If you can stomach the technical linguistics, you might glance at this (pdf). In particular, the syntactic tree on p. 11 schematizes the construction in a not-entirely-accessible way. If nothing else, you might find it fun to look at the examples from other languages.

Would it be classified as compound, complex, simple, compound-complex, or none?

This kind of classification can't really handle constructions like this. Neither clause can be called independent because you can't leave either one out, and the sentence is certainly not simple. I suppose one might say that there are two dependent clauses (dependent on each other), that is, "none of the above". This 4-way classification of sentences is at best a teaching aid for ESL classes, and if you start poking at the grammar of any language you'll find it not to hold up.
posted by advil at 5:35 PM on January 1, 2006

I can't help, but your post brought back a memory from about 15 years ago when I used to teach preschool. I'd taken the kids to a public pool, and this one little boy, Ryan, needed to use the bathroom. They were too young to go without supervision, so I got out of the pool and walked with him to the men's room. He got into a stall and closed the door behind him. I waited. And waited. And waited. And waited.

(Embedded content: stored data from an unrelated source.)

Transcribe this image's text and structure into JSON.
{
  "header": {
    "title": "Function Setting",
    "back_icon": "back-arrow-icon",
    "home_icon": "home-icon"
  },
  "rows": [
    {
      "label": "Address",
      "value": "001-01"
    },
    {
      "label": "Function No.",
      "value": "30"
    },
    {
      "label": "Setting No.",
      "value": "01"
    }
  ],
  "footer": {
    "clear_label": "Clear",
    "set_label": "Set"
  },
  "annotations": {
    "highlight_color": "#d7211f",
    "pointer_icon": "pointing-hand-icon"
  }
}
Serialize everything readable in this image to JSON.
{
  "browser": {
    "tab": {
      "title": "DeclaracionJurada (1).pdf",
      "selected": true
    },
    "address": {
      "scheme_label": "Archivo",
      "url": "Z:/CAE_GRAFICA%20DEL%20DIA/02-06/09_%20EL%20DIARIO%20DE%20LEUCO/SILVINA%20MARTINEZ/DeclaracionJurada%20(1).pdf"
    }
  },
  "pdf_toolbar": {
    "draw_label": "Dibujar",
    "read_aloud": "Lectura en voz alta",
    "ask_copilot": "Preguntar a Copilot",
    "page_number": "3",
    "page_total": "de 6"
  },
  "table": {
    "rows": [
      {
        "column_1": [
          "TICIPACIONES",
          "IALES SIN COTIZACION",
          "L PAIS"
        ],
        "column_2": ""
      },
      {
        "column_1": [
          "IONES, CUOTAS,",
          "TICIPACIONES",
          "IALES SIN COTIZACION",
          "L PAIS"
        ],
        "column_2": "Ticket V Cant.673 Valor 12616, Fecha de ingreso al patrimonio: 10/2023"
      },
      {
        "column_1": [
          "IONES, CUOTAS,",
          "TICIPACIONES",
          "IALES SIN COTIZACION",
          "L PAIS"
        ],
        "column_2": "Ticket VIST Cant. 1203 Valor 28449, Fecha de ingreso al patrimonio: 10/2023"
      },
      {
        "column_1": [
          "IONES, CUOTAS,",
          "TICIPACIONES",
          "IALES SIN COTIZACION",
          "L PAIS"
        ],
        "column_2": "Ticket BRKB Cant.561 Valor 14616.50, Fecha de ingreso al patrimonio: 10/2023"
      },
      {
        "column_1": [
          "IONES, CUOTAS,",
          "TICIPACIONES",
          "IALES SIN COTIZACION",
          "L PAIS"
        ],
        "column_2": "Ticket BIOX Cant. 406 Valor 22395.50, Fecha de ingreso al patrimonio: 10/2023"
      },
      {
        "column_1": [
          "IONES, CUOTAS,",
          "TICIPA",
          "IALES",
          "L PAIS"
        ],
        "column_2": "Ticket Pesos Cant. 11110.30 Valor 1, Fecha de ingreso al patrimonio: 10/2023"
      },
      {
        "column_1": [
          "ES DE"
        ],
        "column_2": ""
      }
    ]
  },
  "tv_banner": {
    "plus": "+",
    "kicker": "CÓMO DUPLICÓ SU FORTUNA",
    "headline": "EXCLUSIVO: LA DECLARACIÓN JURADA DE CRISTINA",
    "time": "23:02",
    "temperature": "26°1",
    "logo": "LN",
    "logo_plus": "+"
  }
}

"Ryan," I called. "Are you okay?" He groaned. "Ryan?" I called again. "Ryan, what's going on?"

There was a pause. Then he said, with the most forlorn little voice I'd ever heard, "The more I wipe, the more there is."

posted by grumblebee at 5:41 PM on January 1, 2006 [1 favorite]

Response by poster: amazing story grumble bee

advil -- you're right the examples of other languages were fun and illuminating. I skimmed it and may pay more attention to it someday.
posted by eighth_excerpt at 5:55 PM on January 1, 2006

advil, a linguist friend and I were just discussing this last night. I look forward to reading the paper.